4 suppressions de postes évoquées pour la rentrée prochaine. 3 postes en moins en 2011. 3 postes supprimés en 2010.
«Cela fait 10 postes en moins en trois ans !» Ce professeur de Lettres et d’ Histoire du lycée Irénée Cros, écœuré, a fait les comptes.
L’établissement professionnel appaméen (spécialisé dans la productique, l’électrotechnique, la maintenance automobile ou encore la carrosserie), comme les autres lycées professionnels du département, n’a pas été épargné par les suppressions de postes.
Et si la situation est dure pour ceux qui doivent quitter leurs postes, elle ne l’est pas moins pour ceux qui restent.
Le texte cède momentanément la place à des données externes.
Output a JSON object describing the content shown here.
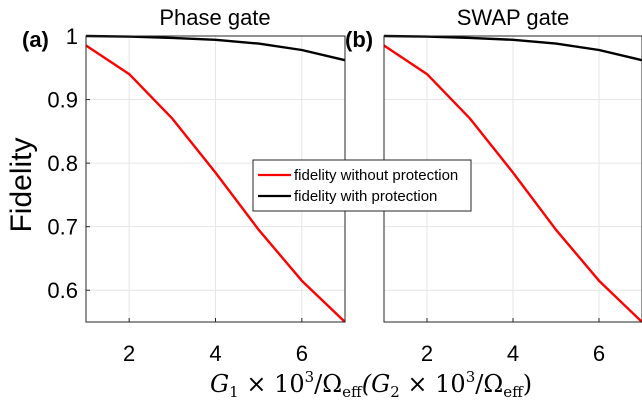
{
  "chart_data": [
    {
      "type": "line",
      "panel_label": "(a)",
      "title": "Phase gate",
      "xlim": [
        1,
        7
      ],
      "ylim": [
        0.55,
        1.0
      ],
      "xticks": [
        2,
        4,
        6
      ],
      "yticks": [
        0.6,
        0.7,
        0.8,
        0.9,
        1
      ],
      "grid": true,
      "series": [
        {
          "name": "fidelity without protection",
          "color": "#ff0000",
          "x": [
            1,
            2,
            3,
            4,
            5,
            6,
            7
          ],
          "y": [
            0.985,
            0.94,
            0.87,
            0.785,
            0.695,
            0.615,
            0.55
          ]
        },
        {
          "name": "fidelity with protection",
          "color": "#000000",
          "x": [
            1,
            2,
            3,
            4,
            5,
            6,
            7
          ],
          "y": [
            1.0,
            0.999,
            0.997,
            0.994,
            0.988,
            0.978,
            0.962
          ]
        }
      ]
    },
    {
      "type": "line",
      "panel_label": "(b)",
      "title": "SWAP gate",
      "xlim": [
        1,
        7
      ],
      "ylim": [
        0.55,
        1.0
      ],
      "xticks": [
        2,
        4,
        6
      ],
      "yticks": [],
      "grid": true,
      "series": [
        {
          "name": "fidelity without protection",
          "color": "#ff0000",
          "x": [
            1,
            2,
            3,
            4,
            5,
            6,
            7
          ],
          "y": [
            0.985,
            0.94,
            0.87,
            0.785,
            0.695,
            0.615,
            0.55
          ]
        },
        {
          "name": "fidelity with protection",
          "color": "#000000",
          "x": [
            1,
            2,
            3,
            4,
            5,
            6,
            7
          ],
          "y": [
            1.0,
            0.999,
            0.997,
            0.994,
            0.988,
            0.978,
            0.962
          ]
        }
      ]
    }
  ],
  "ylabel": "Fidelity",
  "xlabel": {
    "g1": "G",
    "g1_sub": "1",
    "times": " × 10",
    "exp": "3",
    "slash": "/Ω",
    "eff": "eff",
    "open": "(G",
    "g2_sub": "2",
    "times2": " × 10",
    "exp2": "3",
    "slash2": "/Ω",
    "eff2": "eff",
    "close": ")"
  },
  "legend": {
    "placement": "center",
    "entries": [
      "fidelity without protection",
      "fidelity with protection"
    ]
  }
}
Aujourd’hui, évoquant des «classes surchargées», beaucoup jugent la situation «intenable», «ingérable»
Dans chaque matière, ils constatent les dégâts. A l’image de cette professeur d’anglais, «on me demande de faire pratiquer l’oral, mais c’est impossible dans une classe de 30 ans! Il y a une totale contradiction entre les moyens et ce que l’on nous demande de faire dans les programmes»
Idem en science, «on est 18 dans une salle prévue pour 12. Ça va même jusqu’à poser des problèmes de sécurité !» En productique, «on passe de 5 profs à 2, avec les mêmes objectifs»
Globalement, «on met les sections en concurrence. On prend des heures quelques part pour les mettre ailleurs. Résultat, ça crée un climat détestable»
«On affaiblit les équipes pédagogiques alors qu’on a affaire à des jeunes difficiles» se désole un autre enseignant. Pour un collègue, «les jeunes ne sont pas forcément plus durs qu’avant, mais à force de surcharger les classes...»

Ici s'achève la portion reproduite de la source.